Immerse yourself in the Latin prose written by various authors from ancient Rome through the long tradition and reception of Latin literature. Readings this quarter concentrate on (a) substantial selection(s) of Roman prose (e.g. the epistles of Seneca or Pliny, the histories of Livy or Sallust). This class focuses on the literary and historical context of the text(s) in question, as well as the rhetorical and stylistic qualities of Latin prose. Review of grammar and the development of vocabulary will occur as necessary. This course is appropriate for students who have completed LATN 112, LATN 201, or its equivalent.

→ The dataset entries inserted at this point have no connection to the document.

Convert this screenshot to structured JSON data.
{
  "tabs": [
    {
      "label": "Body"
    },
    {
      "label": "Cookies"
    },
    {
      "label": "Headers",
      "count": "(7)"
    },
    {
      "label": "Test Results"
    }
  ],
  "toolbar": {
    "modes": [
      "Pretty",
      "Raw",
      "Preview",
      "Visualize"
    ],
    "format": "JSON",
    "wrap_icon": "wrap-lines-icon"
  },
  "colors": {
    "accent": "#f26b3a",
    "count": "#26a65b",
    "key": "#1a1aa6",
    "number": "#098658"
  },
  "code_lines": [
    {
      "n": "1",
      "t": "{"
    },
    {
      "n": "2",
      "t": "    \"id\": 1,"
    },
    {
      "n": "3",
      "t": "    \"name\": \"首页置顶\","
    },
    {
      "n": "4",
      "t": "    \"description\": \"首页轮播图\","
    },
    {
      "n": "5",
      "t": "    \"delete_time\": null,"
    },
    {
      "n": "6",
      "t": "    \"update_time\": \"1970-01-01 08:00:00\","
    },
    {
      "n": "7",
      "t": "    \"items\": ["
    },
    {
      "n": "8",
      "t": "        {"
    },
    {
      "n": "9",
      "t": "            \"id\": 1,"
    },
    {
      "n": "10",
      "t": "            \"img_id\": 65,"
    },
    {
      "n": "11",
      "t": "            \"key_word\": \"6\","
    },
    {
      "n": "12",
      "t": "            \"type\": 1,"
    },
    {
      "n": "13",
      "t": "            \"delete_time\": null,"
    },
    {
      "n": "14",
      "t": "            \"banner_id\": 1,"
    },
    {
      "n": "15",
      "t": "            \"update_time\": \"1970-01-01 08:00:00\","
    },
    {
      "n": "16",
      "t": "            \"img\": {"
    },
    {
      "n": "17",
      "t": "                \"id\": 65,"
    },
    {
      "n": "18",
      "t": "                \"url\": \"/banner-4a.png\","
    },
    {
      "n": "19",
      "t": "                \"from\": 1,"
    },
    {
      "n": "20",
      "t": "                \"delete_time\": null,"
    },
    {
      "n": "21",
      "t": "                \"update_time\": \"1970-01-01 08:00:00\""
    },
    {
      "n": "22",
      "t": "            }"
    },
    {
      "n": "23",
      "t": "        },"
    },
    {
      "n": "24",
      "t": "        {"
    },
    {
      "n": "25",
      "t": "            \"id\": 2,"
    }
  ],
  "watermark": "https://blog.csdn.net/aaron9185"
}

LATN 11200, LATN 20100, or equivalent
Accelerated Introduction to Classical Latin introduces students to the fundamentals of classical Latin through a sequence of two courses. By the end of this second and final course, students will have encountered all the most commonly used Latin grammar and an even larger collection of Latin vocabulary. Their reading proficiency continues to increase by engaging longer, more complex, and more interesting Latin. The second half of the course subsequently focuses on the reading of increasingly longer selections from authentic Latin texts. Through these readings, students explore a range of authors and genres, who touch upon various aspects of the Roman world, not only the history of the city, but also the society, culture, politics, and religion of its people. Successful completion of this course will prepare students for intermediate Latin courses (LATN 20100-20200-20300). This course is appropriate for students who have completed LATN 111 or earned an equivalent language placement.
LATN 11100
Introduction to Classical Latin introduces students to the fundamentals of the Latin language through which students may access the works of Vergil, Horace, Cicero, Tacitus, and Ovid (among countless others). This course represents the second step. Course work continues to involve the reading and writing of Latin, alongside the further development of vocabulary and the formal study of grammar. Students will increase their reading proficiency as they engage with longer, more complex, and more interesting sentences and passages, including selections from authentic texts. Successful completion of this course will prepare students for LATN 103. This course is appropriate for students who have completed LATN 101 or its equivalent.
LATN 10100
This course will examine the iambic, elegiac, lyric, and epinician genres of archaic and classical Greece, including the poetry of Sappho, Archilochus, Corinna, Bacchylides, Pindar, and many other. We will focus on questions of performance, genre, and context; on the texts’ relationships to each other and other ancient poetic traditions; and to a broad range of cultural, social, and political aspects of the archaic and classical Greek world(s), including sex and sexuality, class, gender, and other forms of identity, and the relationship of the individual to the community. The mythological, dramatic, and formal poetic aspects of these poems will be explored as well as questions of meter and dialect.